Both teachers have already brought to the classroom what they learned in Israel.

Before the trip, Doane’s 6th-grade Ancient Civilizations unit on Mesopotamia included the history of the Jews during the Babylonian captivity. This year, she is adding another unit on the ancient Hebrews, drawing on the resources she gained in Israel. In her 8th-grade religion class, she is using her newfound tools to enhance the lesson plan for Mosaic Law and the divergence of Christianity from its Jewish roots. Simon is teaching a class on art as resistance, looking at artists during the Holocaust and drawing on what she learned at the Yad Vashem Art Museum.

There are many reasons why both educators would recommend the Bearing Witness Program to colleagues.

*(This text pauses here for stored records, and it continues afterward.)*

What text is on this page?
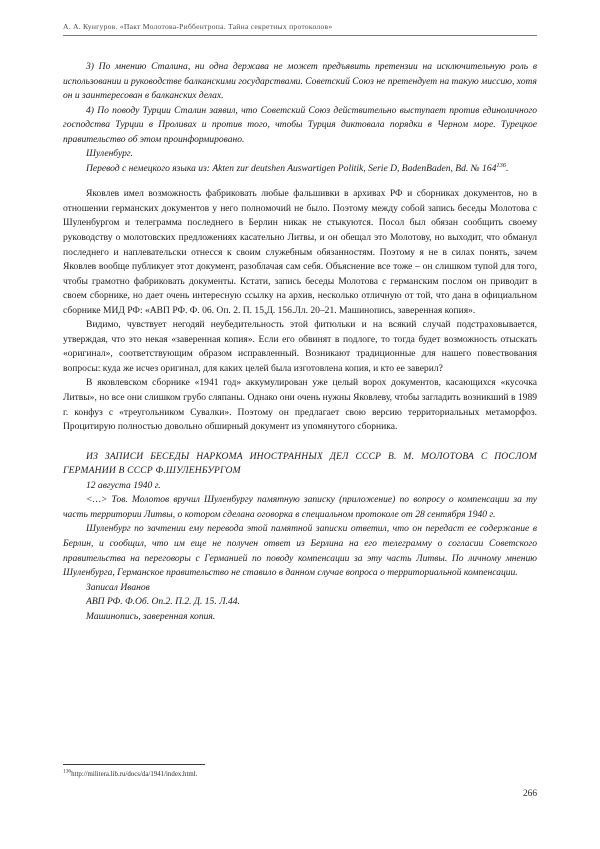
А. А. Кунгуров. «Пакт Молотова-Риббентропа. Тайна секретных протоколов»

3) По мнению Сталина, ни одна держава не может предъявить претензии на исключительную роль в использовании и руководстве балканскими государствами. Советский Союз не претендует на такую миссию, хотя он и заинтересован в балканских делах.

4) По поводу Турции Сталин заявил, что Советский Союз действительно выступает против единоличного господства Турции в Проливах и против того, чтобы Турция диктовала порядки в Черном море. Турецкое правительство об этом проинформировано.

Шуленбург.

Перевод с немецкого языка из: Akten zur deutshen Auswartigen Politik, Serie D, BadenBaden, Bd. № $164^{136}$.

Яковлев имел возможность фабриковать любые фальшивки в архивах РФ и сборниках документов, но в отношении германских документов у него полномочий не было. Поэтому между собой запись беседы Молотова с Шуленбургом и телеграмма последнего в Берлин никак не стыкуются. Посол был обязан сообщить своему руководству о молотовских предложениях касательно Литвы, и он обещал это Молотову, но выходит, что обманул последнего и наплевательски отнесся к своим служебным обязанностям. Поэтому я не в силах понять, зачем Яковлев вообще публикует этот документ, разоблачая сам себя. Объяснение все тоже – он слишком тупой для того, чтобы грамотно фабриковать документы. Кстати, запись беседы Молотова с германским послом он приводит в своем сборнике, но дает очень интересную ссылку на архив, несколько отличную от той, что дана в официальном сборнике МИД РФ: «АВП РФ. Ф. 06. Оп. 2. П. 15,Д. 156.Лл. 20–21. Машинопись, заверенная копия».

Видимо, чувствует негодяй неубедительность этой фитюльки и на всякий случай подстраховывается, утверждая, что это некая «заверенная копия». Если его обвинят в подлоге, то тогда будет возможность отыскать «оригинал», соответствующим образом исправленный. Возникают традиционные для нашего повествования вопросы: куда же исчез оригинал, для каких целей была изготовлена копия, и кто ее заверил?

В яковлевском сборнике «1941 год» аккумулирован уже целый ворох документов, касающихся «кусочка Литвы», но все они слишком грубо сляпаны. Однако они очень нужны Яковлеву, чтобы загладить возникший в 1989 г. конфуз с «треугольником Сувалки». Поэтому он предлагает свою версию территориальных метаморфоз. Процитирую полностью довольно обширный документ из упомянутого сборника.

ИЗ ЗАПИСИ БЕСЕДЫ НАРКОМА ИНОСТРАННЫХ ДЕЛ СССР В. М. МОЛОТОВА С ПОСЛОМ ГЕРМАНИИ В СССР Ф.ШУЛЕНБУРГОМ

12 августа 1940 г.

<…> Тов. Молотов вручил Шуленбургу памятную записку (приложение) по вопросу о компенсации за ту часть территории Литвы, о котором сделана оговорка в специальном протоколе от 28 сентября 1940 г.

Шуленбург по зачтении ему перевода этой памятной записки ответил, что он передаст ее содержание в Берлин, и сообщил, что им еще не получен ответ из Берлина на его телеграмму о согласии Советского правительства на переговоры с Германией по поводу компенсации за эту часть Литвы. По личному мнению Шуленбурга, Германское правительство не ставило в данном случае вопроса о территориальной компенсации.

Записал Иванов

АВП РФ. Ф.Об. Оп.2. П.2. Д. 15. Л.44.

Машинопись, заверенная копия.

$^{136}$http://militera.lib.ru/docs/da/1941/index.html.

266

“I deepened my knowledge base so that I can be a better-educated instructor to my students,” she says. “Participating in this program has also helped me to be more informed about global politics and ongoing bias and antisemitism throughout the world today. I also gained a far more complete understanding of Judaism as it is practiced today.”

For Simon, the program “helps you see the world in a whole new way and makes you see how you teach in a whole new way.”

“ADL is such a great organization and they’re there for us after the program as well, to answer questions and offer support. Bearing Witness becomes part of who you are and I feel so blessed that I had that opportunity.”

Doane had an especially emotional moment when the group visited the Kotel just before Shabbat began.

“I had expected that it would be a Christian holy site for me, but standing at the Wall was a very spiritual moment,” she says. “I was inspired by the hundreds of people there in various states of prayer, some praying and swaying, some dancing and singing, and other crying in their prayer. As a Catholic, I believe I can encounter the presence of God in the Eucharist each day. When I was praying at the Western Wall, I kept thinking about the devotion of all those who pray, not at a place where God resides, but at a place where His Presence passed through because that is the closest they can get. It brought me to tears, and later, when it occurred to me that I may never visit the Western Wall again, I cried again because I didn’t want that first visit to be my last.”

CAP: Among the group of 20 Catholic educators who visited Israel on the ADL Bearing Witness Advanced Program last July were Connecticut residents Colleen Simon (front row, first person on the left), Katelyn Doane (standing next to Coleen Simon), and Fr. Michael Dolan (top row second from left.)